Secretswitch · 26/07/2013 21:06

Omfg! What on earth possess people to think it is just fine to say things like that? Yes, yes..I get that some people are caught off guard and just blurt out appalling things. I believe those appalling thoughts were always present and they had a time and avenue to " slip" out..

Alisvolatpropiis · 26/07/2013 21:15

Secrets

I think so too. It's like they hear a "buzz word" and can't stop themselves voicing it.

Secretswitch · 26/07/2013 21:34

I agree. Once words leave your mouth, they are out there. They can't be taken back. All the apologies in the world don't stop the receiver from remembering how it felt.

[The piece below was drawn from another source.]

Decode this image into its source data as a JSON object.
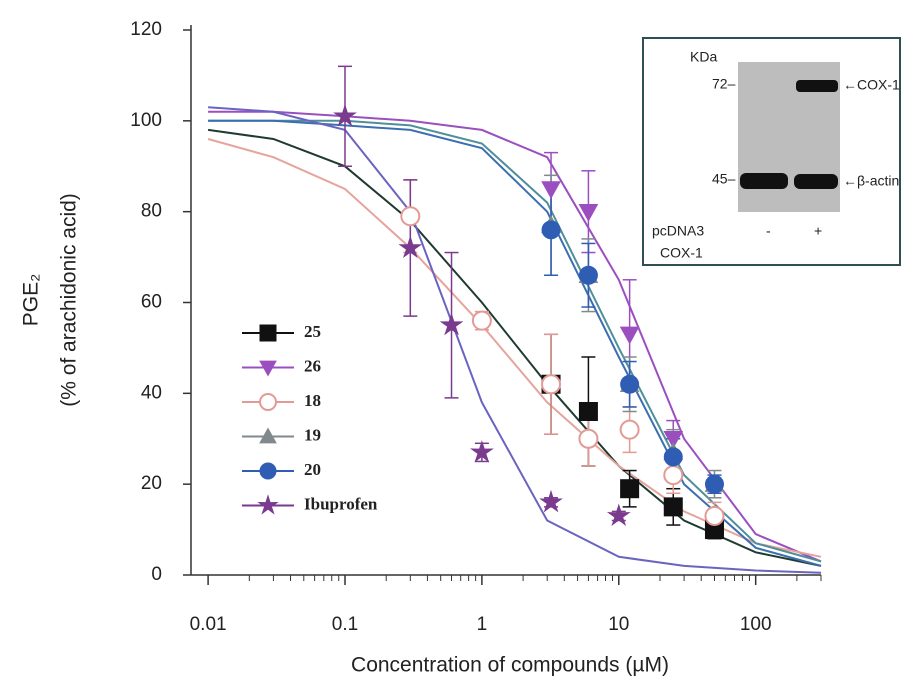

Alisvolatpropiis · 26/07/2013 21:46

Secrets

When I was asked that question I admit I said "yes actually" after a fairly long pause. Not because it's true, but it could have been both hypothetically and really in my case. It annoyed me they felt it was ok to ask me, to ask me in a tone really annoyed me.

So I completely understand why the OP reacted the way she did. I don't think she was rude anymore than I felt I was rude. These people know what they've said isn't ok and are looking for reassurance. Hopefully they are learning that the reassurance they are seeking isn't going to be forthcoming these days.

cumfy · 26/07/2013 21:55

Did she not simply get the wrong end of the stick ?

ie. Believing your question in and of itself was implying the strong likelihood that she did indeed require special assistance.

Not everyone is familiar with the DDA, and it's ramifications.

cumfy · 26/07/2013 22:03

And yes you should have just continued with your script, taking her answer to that point as a very obvious 'No'.

She sounds like a complete arse, of course; but I'm sure you realise that is a terminal disability, for which the only known cure is high velocity lead poisoning

SamHamwidge · 26/07/2013 22:25

It's a difficult one. On the one hand, your boss has a job too and to preserve the company's brand and reputation etc you need to remain detached and professional ... However if it was just a slight shift in tone to make a point to this biatch woman that her laughter was unacceptable and you weren't going to join in...well I think that is acceptable, and actually, right. If more companies made a stand against this sort if thing it might make people think twice.

Alisvolatpropiis · 26/07/2013 22:31

Sam

That's what I always thought. The shift between friendly and merely polite is not something anybody could complain about but still demonstrates what they said wasn't acceptable.

Saying "get fucked" on the other hand...

imademarion · 26/07/2013 22:46

Perhaps she used to need a wheelchair and now doesn't, and was laughing with relief?

Perhaps someone was tickling her?

Whatever, it's not really your role to stand as judge and jury in a customer service role.

My staff ask questions like this. They also check dietary requirements and the possible need for large print.

Some people answer straight, others try jokes, one was famously offended that we were questioning her eyesight.

I'd take a very dim view of any colleague who suddenly decided they'd employ 'an icy tone' in the middle of a customer service call.

You're being paid to represent your organisation in a professional manner, not to bang whatever personal drum you might judge necessary.

Perhaps you should look for a job in campaigning instead?

Pregnancy + heat + being polite would test a saint though!

LessMissAbs · 26/07/2013 22:54

To be fair, I am fairly certain that if you measured the psychological response of people who were subjected to what they deemed to be overly familiar, unnecessary or intrusive questions from a stranger on a telephone, the woman's reaction would be fairly typical.

I thought about this today as I had to phone my bank, which turned out to be a call centre. First of all I was addressed by my dead mother's name, in that the call taker assumed I was a Mrs because I was married and I didn't adopt my husband's surname (not their fault, but annoying). Then they carried out my instructions really efficiently, job was done but then they launched into a spiel about transferring my balances on store cards and other credit cards at some preferential interest rate, "was that something I'd like to go ahead with?" Very annoying, because it was so irrelevant (I don't have any such cards). In terms of social interaction, both of these things are actually rather rude!

Surely it is not beyond human capability to devise a script which doesn't cause such angst in either customer or employee?